Throughout April and May Nelson served as plane guard and screen for the escort carrier , and on 16 May Lt. Comdr. Clark W. Freeman, USNR, relieved Comdr. McGrath as skipper. The destroyer transited the Panama Canal on 1 August en route Pearl Harbor, and then to Tokyo Bay 3–14 September, following Japan's surrender. The last part of September she steamed to Okinawa, Korea, and Singapore, which she reached on 24 August. En route home, she arrived Colombo, Ceylon on 30 August.
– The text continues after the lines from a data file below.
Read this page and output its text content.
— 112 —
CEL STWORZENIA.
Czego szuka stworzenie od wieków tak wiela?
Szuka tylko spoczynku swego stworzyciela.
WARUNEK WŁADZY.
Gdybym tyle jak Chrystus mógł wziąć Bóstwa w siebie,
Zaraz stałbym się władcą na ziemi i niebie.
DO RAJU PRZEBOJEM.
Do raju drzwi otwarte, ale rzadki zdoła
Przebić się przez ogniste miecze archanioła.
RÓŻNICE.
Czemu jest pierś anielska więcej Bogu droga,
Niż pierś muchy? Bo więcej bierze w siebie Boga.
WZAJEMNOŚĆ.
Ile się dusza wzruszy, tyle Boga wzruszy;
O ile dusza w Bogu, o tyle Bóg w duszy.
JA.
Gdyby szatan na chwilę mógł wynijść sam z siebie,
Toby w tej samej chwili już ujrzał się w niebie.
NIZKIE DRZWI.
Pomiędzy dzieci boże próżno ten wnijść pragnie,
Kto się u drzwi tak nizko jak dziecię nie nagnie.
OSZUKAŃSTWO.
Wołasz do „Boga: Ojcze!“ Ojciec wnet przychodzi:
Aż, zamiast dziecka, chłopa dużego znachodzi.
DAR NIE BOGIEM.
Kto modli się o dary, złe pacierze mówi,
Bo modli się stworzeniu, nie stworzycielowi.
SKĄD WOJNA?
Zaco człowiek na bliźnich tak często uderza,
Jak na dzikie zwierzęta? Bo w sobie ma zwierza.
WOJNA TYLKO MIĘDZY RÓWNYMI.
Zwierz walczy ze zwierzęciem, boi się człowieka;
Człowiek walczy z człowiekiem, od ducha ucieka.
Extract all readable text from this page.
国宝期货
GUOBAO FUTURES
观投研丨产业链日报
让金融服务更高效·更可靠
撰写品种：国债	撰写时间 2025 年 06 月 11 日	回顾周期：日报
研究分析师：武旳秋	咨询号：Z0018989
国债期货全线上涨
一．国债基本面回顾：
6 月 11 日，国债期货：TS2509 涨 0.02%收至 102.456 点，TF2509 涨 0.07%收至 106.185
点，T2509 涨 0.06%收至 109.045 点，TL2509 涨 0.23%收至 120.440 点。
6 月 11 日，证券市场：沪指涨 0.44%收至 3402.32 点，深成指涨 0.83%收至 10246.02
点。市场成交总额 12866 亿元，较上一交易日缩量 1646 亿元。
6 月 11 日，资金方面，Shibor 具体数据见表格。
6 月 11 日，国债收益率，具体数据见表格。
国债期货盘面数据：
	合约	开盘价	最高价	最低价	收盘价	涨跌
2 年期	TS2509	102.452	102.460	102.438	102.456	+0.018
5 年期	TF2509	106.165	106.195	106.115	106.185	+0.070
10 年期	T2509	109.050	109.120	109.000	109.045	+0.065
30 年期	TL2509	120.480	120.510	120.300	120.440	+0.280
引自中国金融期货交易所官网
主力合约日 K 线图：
There, two days later, Lt. Comdr. Scott Lothrop relieved Lt. Comdr. Freeman as commanding officer; and on 3 November, Nelson sailed for New York, via Cape Town, South Africa, arriving 6 December. She got underway again on 29 January 1946 for Charleston, South Carolina. By directive dated January 1947, Nelson was placed out of commission, in reserve, U.S. Atlantic Reserve Fleet, and berthed at Charleston. She was struck from the Naval Register on 1 March 1968 and sold in July 1969.

Nelson earned two battle stars for World War II service.